An FAA study revealed that people on the ground are susceptible to three dominant kinds of injuries should they be unfortunate enough to be struck by a drone.
An FAA study released last week concluded that people on the ground are susceptible to three dominant kinds of injuries should they be unfortunate enough to meet up with a drone, especially a unit’s unprotected propellers. Those risks include blunt force trauma, the most significant contributor to fatalities, lacerations and penetration injuries.
When queried about the actual risk of people being struck by a drone, however, the agency’s answers were not as definitive, explaining only that this most recent research represented the beginning to better understanding the risks of allowing drones to overfly people.
Research showed multi-rotor drones fall more slowly than the same mass of metal due to higher drag on the drone. Unlike most drones, wood and metal debris do not deform and transfer most of their energy to whatever they hit. The results also showed that the lithium batteries powering many drones demand a unique (as yet undetermined) standard to ensure safety.

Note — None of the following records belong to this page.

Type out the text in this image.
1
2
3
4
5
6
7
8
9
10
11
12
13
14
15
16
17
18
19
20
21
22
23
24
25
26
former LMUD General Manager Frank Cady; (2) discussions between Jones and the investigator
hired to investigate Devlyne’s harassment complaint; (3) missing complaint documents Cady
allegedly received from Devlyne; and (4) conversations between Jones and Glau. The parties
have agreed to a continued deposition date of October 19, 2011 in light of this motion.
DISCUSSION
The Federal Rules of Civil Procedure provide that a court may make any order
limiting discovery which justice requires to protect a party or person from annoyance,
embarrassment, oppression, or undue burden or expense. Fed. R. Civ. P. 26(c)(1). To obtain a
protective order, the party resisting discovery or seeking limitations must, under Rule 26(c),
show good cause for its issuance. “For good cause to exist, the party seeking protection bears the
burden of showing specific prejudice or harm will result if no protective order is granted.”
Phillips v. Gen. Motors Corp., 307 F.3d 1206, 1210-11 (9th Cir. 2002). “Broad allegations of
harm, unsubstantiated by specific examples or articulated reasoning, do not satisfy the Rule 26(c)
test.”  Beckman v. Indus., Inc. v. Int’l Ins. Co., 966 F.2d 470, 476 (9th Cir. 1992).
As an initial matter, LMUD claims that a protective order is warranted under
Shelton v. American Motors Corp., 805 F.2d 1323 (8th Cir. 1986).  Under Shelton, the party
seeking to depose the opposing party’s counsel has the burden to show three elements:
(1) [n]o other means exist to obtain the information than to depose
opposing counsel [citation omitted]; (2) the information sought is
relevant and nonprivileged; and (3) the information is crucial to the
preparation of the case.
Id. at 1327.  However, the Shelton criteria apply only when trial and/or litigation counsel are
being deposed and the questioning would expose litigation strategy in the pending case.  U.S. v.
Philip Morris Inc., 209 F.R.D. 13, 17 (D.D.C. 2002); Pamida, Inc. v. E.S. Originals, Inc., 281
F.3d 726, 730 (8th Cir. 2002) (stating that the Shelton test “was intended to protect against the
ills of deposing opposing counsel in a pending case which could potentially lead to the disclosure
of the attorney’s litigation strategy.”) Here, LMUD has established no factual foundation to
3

The consortium of researchers that began studying drones and people in September 2015 included the University of Alabama-Huntsville; Embry-Riddle Aeronautical University; Mississippi State University; and the University of Kansas, through the Alliance for System Safety of UAS through Research Excellence (ASSURE). ASSURE represents 23 of the world’s leading research institutions and 100 leading industry and government partners.
The research team reviewed more than 300 publications from the automotive industry and consumer battery market, as well as toy standards and the Association for Unmanned Vehicle Systems International (AUVSI) database. The research concluded with the team conducting crash tests, dynamic modeling, and analyses related to kinetic energy, energy transfer, and crash dynamics. More research into the drone/people connection is set to begin next month.